Segmentation error for LLVM X86 intrinsics after tvm.build

Hi,
I am using LLVM X86 intrinsics. The code is below

import tvm
import numpy as np

def test_int8():
    n = 64
    A = tvm.placeholder((n,), name='A', dtype='int8')
    B = tvm.placeholder((n,), name='B', dtype='int8')

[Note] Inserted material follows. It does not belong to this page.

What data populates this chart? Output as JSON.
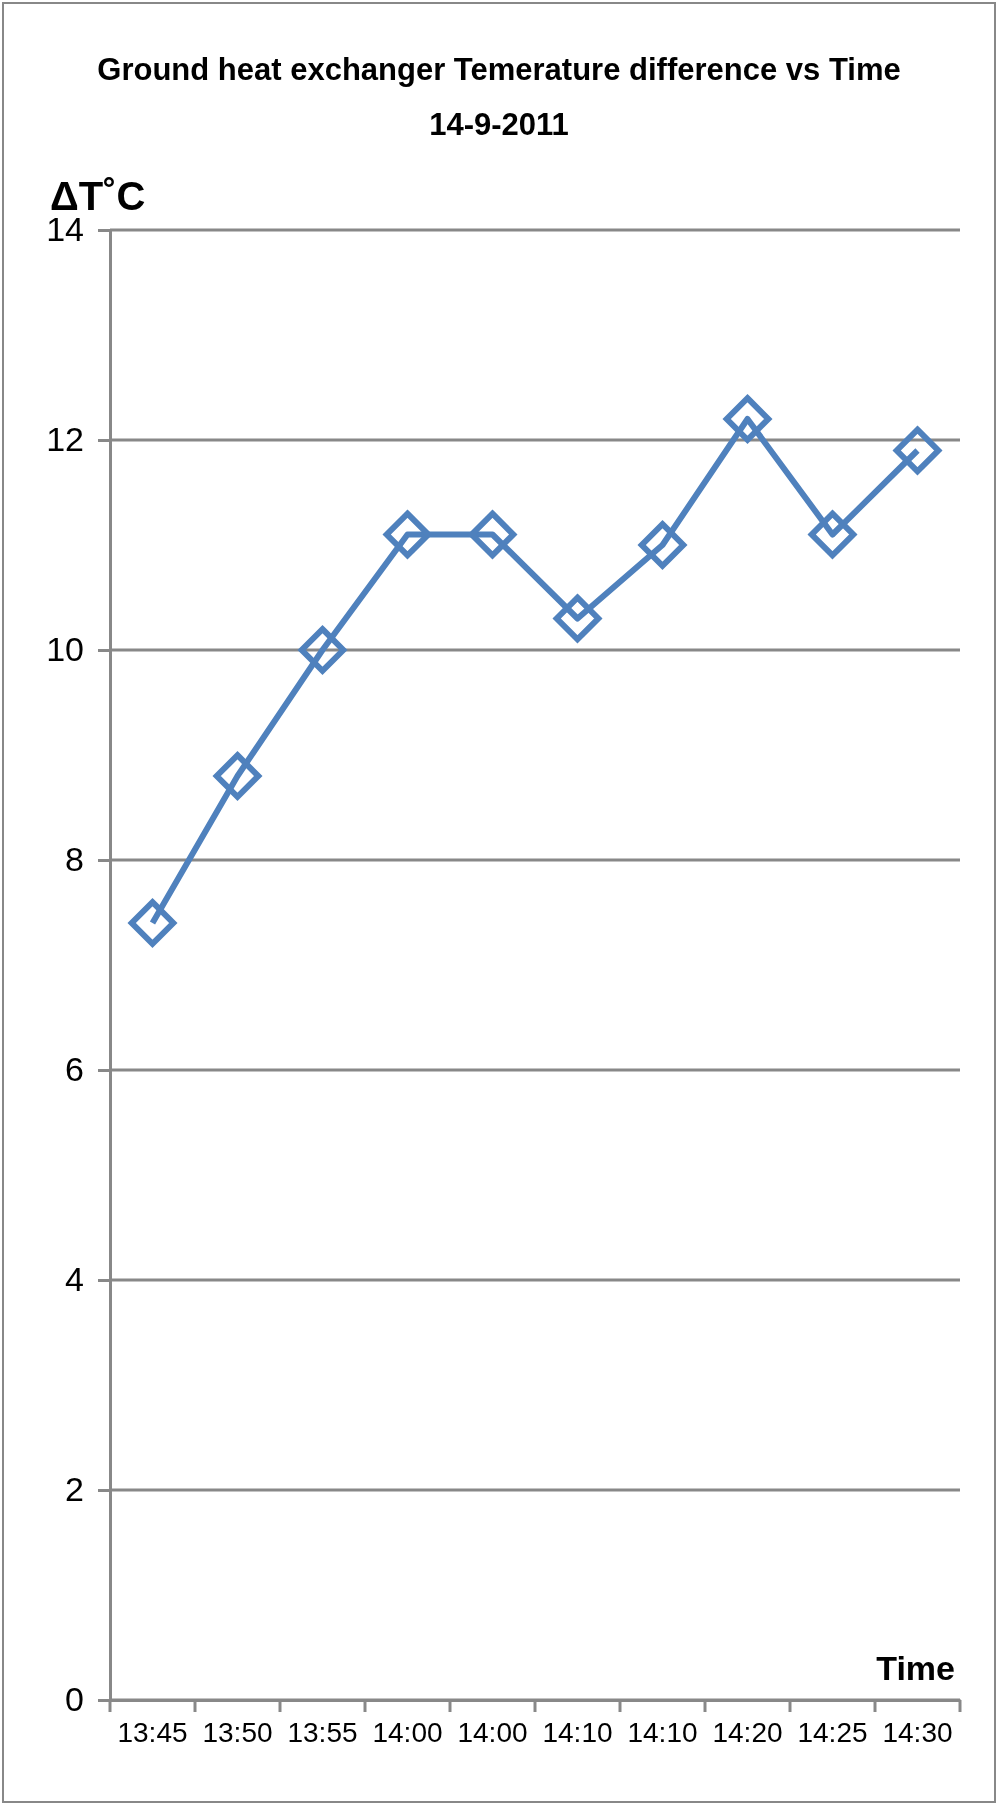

    def extern_generator(ins, outs):
        """Manually write the IR for the extern function, add pipeline"""
        ib = tvm.ir_builder.create()
        vecA = ins[0].vload(0, "int8x64")
        vecB = ins[1].vload(0, "int8x64")
        out = tvm.call_llvm_intrin('int16x32', 'llvm.x86.avx512.pmaddubs.w.512', tvm.const(3, 'uint32'), vecA, vecB)
        ib.emit(outs[0].vstore(0, out))
        return ib.get()

    C = tvm.extern((n/2,), [A, B], extern_generator, dtype='int16', name='C')
    s = tvm.create_schedule(C.op)
    print(tvm.lower(s, [A, B], simple_mode=True))

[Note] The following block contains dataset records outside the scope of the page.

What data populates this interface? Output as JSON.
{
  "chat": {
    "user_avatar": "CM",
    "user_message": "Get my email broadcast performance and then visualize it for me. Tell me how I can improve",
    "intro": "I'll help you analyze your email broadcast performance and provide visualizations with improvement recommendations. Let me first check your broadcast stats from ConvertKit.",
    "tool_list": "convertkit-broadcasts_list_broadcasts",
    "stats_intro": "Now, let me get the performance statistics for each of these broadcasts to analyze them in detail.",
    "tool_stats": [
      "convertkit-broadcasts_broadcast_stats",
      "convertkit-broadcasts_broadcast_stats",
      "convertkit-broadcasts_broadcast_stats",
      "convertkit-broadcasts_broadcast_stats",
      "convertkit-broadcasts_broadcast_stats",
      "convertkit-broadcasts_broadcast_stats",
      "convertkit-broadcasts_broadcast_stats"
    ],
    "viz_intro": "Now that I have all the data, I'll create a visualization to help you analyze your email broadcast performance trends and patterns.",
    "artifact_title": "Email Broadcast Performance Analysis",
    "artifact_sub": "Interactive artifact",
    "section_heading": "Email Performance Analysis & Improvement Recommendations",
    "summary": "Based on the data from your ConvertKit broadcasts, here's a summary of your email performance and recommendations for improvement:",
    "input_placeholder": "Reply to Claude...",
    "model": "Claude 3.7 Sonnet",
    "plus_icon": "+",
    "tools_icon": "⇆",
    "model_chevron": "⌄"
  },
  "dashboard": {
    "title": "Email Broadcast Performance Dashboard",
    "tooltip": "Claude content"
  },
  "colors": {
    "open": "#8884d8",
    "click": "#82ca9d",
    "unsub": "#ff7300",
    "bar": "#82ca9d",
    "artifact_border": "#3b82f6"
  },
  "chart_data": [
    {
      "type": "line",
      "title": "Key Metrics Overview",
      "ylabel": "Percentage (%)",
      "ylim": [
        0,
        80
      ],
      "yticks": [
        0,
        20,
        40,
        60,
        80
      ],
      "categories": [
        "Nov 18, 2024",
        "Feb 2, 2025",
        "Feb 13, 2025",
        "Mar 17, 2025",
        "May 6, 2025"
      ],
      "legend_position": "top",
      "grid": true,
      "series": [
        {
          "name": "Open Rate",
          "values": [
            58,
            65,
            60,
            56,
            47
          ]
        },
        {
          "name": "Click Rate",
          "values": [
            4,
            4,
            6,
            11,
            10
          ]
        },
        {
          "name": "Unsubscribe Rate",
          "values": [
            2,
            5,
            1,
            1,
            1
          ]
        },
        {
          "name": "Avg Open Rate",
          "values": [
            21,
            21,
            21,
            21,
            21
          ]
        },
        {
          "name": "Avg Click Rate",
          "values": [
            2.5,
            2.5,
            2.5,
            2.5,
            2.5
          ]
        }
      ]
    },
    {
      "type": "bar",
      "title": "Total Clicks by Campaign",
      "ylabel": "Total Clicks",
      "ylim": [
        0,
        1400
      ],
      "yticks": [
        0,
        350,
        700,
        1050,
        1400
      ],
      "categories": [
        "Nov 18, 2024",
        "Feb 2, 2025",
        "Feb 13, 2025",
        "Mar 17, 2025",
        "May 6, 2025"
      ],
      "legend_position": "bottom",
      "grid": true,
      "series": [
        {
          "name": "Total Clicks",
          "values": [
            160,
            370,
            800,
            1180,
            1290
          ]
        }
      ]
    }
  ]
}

    def check_target(target):
        if not tvm.module.enabled(target):
            return
        f = tvm.build(s, [A, B, C], target)
        f.save('temp.ll')
        f.save('temp.s')
        ctx = tvm.context(target, 0)
        # launch the kernel.
        a = tvm.nd.array(np.ones(n, dtype=A.dtype), ctx)
        b = tvm.nd.array(np.ones(n, dtype=B.dtype), ctx)
        c = tvm.nd.array(np.zeros(n/2, dtype=C.dtype), ctx)
        print(a)
        print(b)
        print(c)
        f(a, b, c)
    check_target("llvm -mcpu=skylake-avx512")


if __name__ == "__main__":
    test_int8()

This piece of code gives a segmentation fault. The fault occurs at check_target function last line.

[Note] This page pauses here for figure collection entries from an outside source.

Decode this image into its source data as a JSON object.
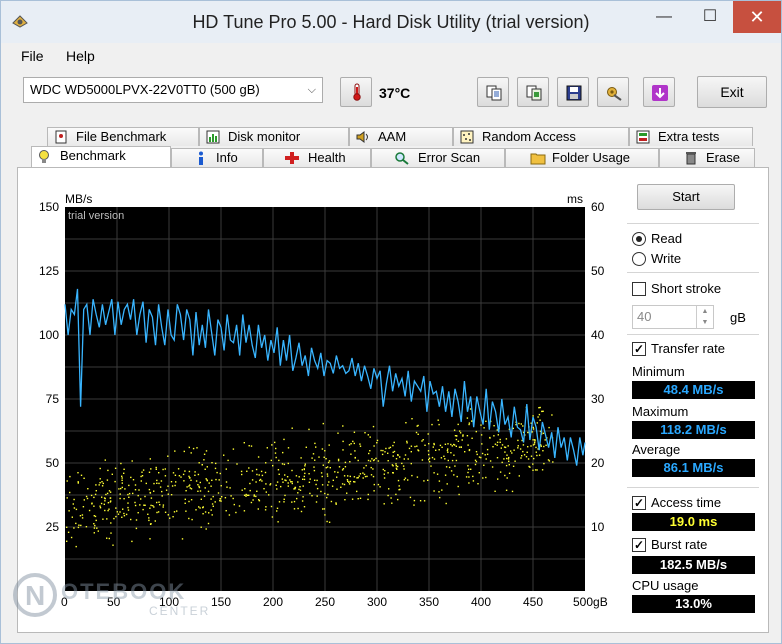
{
  "window": {
    "title": "HD Tune Pro 5.00 - Hard Disk Utility (trial version)",
    "min_glyph": "—",
    "max_glyph": "☐",
    "close_glyph": "✕"
  },
  "menu": {
    "file": "File",
    "help": "Help"
  },
  "toolbar": {
    "drive": "WDC WD5000LPVX-22V0TT0 (500 gB)",
    "temperature": "37°C",
    "exit_label": "Exit",
    "icons": [
      "thermometer-icon",
      "copy-text-icon",
      "copy-screen-icon",
      "save-icon",
      "options-icon",
      "download-icon"
    ]
  },
  "tabs_row1": [
    "File Benchmark",
    "Disk monitor",
    "AAM",
    "Random Access",
    "Extra tests"
  ],
  "tabs_row2": [
    "Benchmark",
    "Info",
    "Health",
    "Error Scan",
    "Folder Usage",
    "Erase"
  ],
  "active_tab": "Benchmark",
  "side": {
    "start_label": "Start",
    "read_label": "Read",
    "write_label": "Write",
    "mode_selected": "Read",
    "short_stroke_label": "Short stroke",
    "short_stroke_checked": false,
    "short_stroke_value": "40",
    "short_stroke_unit": "gB",
    "transfer_rate_label": "Transfer rate",
    "transfer_rate_checked": true,
    "minimum_label": "Minimum",
    "minimum_value": "48.4 MB/s",
    "maximum_label": "Maximum",
    "maximum_value": "118.2 MB/s",
    "average_label": "Average",
    "average_value": "86.1 MB/s",
    "access_time_label": "Access time",
    "access_time_checked": true,
    "access_time_value": "19.0 ms",
    "burst_rate_label": "Burst rate",
    "burst_rate_checked": true,
    "burst_rate_value": "182.5 MB/s",
    "cpu_usage_label": "CPU usage",
    "cpu_usage_value": "13.0%"
  },
  "chart_data": {
    "type": "line",
    "overlay_text": "trial version",
    "left_unit": "MB/s",
    "right_unit": "ms",
    "x_ticks": [
      "0",
      "50",
      "100",
      "150",
      "200",
      "250",
      "300",
      "350",
      "400",
      "450",
      "500gB"
    ],
    "left_ticks": [
      "150",
      "125",
      "100",
      "75",
      "50",
      "25"
    ],
    "right_ticks": [
      "60",
      "50",
      "40",
      "30",
      "20",
      "10"
    ],
    "xlim": [
      0,
      500
    ],
    "ylim_left": [
      0,
      150
    ],
    "ylim_right": [
      0,
      60
    ],
    "grid": true,
    "colors": {
      "background": "#000000",
      "grid": "#3a3a3a",
      "transfer": "#39b5ff",
      "access": "#ffff33"
    },
    "series": [
      {
        "kind": "transfer_rate_line",
        "x": [
          0,
          3,
          6,
          9,
          12,
          15,
          18,
          21,
          24,
          27,
          30,
          33,
          36,
          39,
          42,
          45,
          48,
          51,
          54,
          57,
          60,
          63,
          66,
          69,
          72,
          75,
          78,
          81,
          84,
          87,
          90,
          93,
          96,
          99,
          102,
          105,
          108,
          111,
          114,
          117,
          120,
          123,
          126,
          129,
          132,
          135,
          138,
          141,
          144,
          147,
          150,
          153,
          156,
          159,
          162,
          165,
          168,
          171,
          174,
          177,
          180,
          183,
          186,
          189,
          192,
          195,
          198,
          201,
          204,
          207,
          210,
          213,
          216,
          219,
          222,
          225,
          228,
          231,
          234,
          237,
          240,
          243,
          246,
          249,
          252,
          255,
          258,
          261,
          264,
          267,
          270,
          273,
          276,
          279,
          282,
          285,
          288,
          291,
          294,
          297,
          300,
          303,
          306,
          309,
          312,
          315,
          318,
          321,
          324,
          327,
          330,
          333,
          336,
          339,
          342,
          345,
          348,
          351,
          354,
          357,
          360,
          363,
          366,
          369,
          372,
          375,
          378,
          381,
          384,
          387,
          390,
          393,
          396,
          399,
          402,
          405,
          408,
          411,
          414,
          417,
          420,
          423,
          426,
          429,
          432,
          435,
          438,
          441,
          444,
          447,
          450,
          453,
          456,
          459,
          462,
          465,
          468,
          471,
          474,
          477,
          480,
          483,
          486,
          489,
          492,
          495,
          498,
          500
        ],
        "values": [
          112,
          100,
          110,
          108,
          118,
          72,
          110,
          112,
          100,
          114,
          108,
          103,
          112,
          104,
          109,
          114,
          100,
          113,
          104,
          110,
          112,
          106,
          114,
          100,
          108,
          113,
          97,
          110,
          107,
          96,
          112,
          103,
          96,
          110,
          100,
          98,
          112,
          108,
          98,
          110,
          106,
          92,
          109,
          96,
          104,
          95,
          110,
          101,
          92,
          106,
          103,
          94,
          108,
          98,
          97,
          104,
          92,
          108,
          97,
          104,
          96,
          91,
          104,
          95,
          100,
          90,
          98,
          93,
          103,
          88,
          98,
          90,
          100,
          86,
          91,
          97,
          88,
          92,
          84,
          95,
          90,
          87,
          93,
          84,
          90,
          89,
          85,
          92,
          87,
          88,
          85,
          86,
          91,
          84,
          89,
          82,
          88,
          84,
          79,
          87,
          83,
          86,
          72,
          81,
          88,
          78,
          85,
          80,
          83,
          76,
          86,
          74,
          82,
          80,
          78,
          84,
          70,
          82,
          77,
          78,
          72,
          80,
          70,
          78,
          68,
          79,
          74,
          66,
          82,
          70,
          76,
          64,
          76,
          70,
          65,
          79,
          63,
          74,
          70,
          62,
          75,
          65,
          68,
          60,
          72,
          64,
          63,
          58,
          73,
          59,
          68,
          64,
          55,
          66,
          61,
          56,
          62,
          52,
          64,
          56,
          60,
          51,
          60,
          55,
          49,
          60,
          53,
          58
        ]
      }
    ],
    "access_points_note": ""
  }
}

Relevant line from LLVM IR

  %4 = load <64 x i8>, <64 x i8>* %3, align 64, !tbaa !109
  %5 = bitcast i8* %2 to <64 x i8>*
  %6 = load <64 x i8>, <64 x i8>* %5, align 64, !tbaa !117
  %7 = tail call <32 x i16> @llvm.x86.avx512.pmaddubs.w.512.v32i16.v64i8.v64i8(<64 x i8> %4, <64 x i8> %6)

Relevant line from LLVM Assembly

	vmovaps	(%rsi), %zmm0
	vmovaps	(%rdx), %zmm1
	callq	llvm.x86.avx512.pmaddubs.w.512.v32i16.v64i8.v64i8@PLT
	vmovaps	%zmm0, (%rbx)

I was wondering if the issue is because the llvm intrinsics are not defined here and we need to perform some kind of linking to make this work. Thanks for helping :slight_smile:

If you have LLVM IR for llvm.x86.avx512.pmaddubs.w.512, you can link it yourself. See this PR.

Thanks @masahi for the pointer. Actually, this was not a header problem.

I was using the call function incorrectly

Old one is 
out = tvm.call_llvm_intrin('int16x32', 'llvm.x86.avx512.pmaddubs.w.512', tvm.const(3, 'uint32'), vecA, vecB)

Correct one is 
out = tvm.call_llvm_intrin('int16x32', 'llvm.x86.avx512.pmaddubs.w.512', tvm.const(0, 'uint32'), vecA, vecB)

The third parameter was causing LLVM instrinsic matching to fail.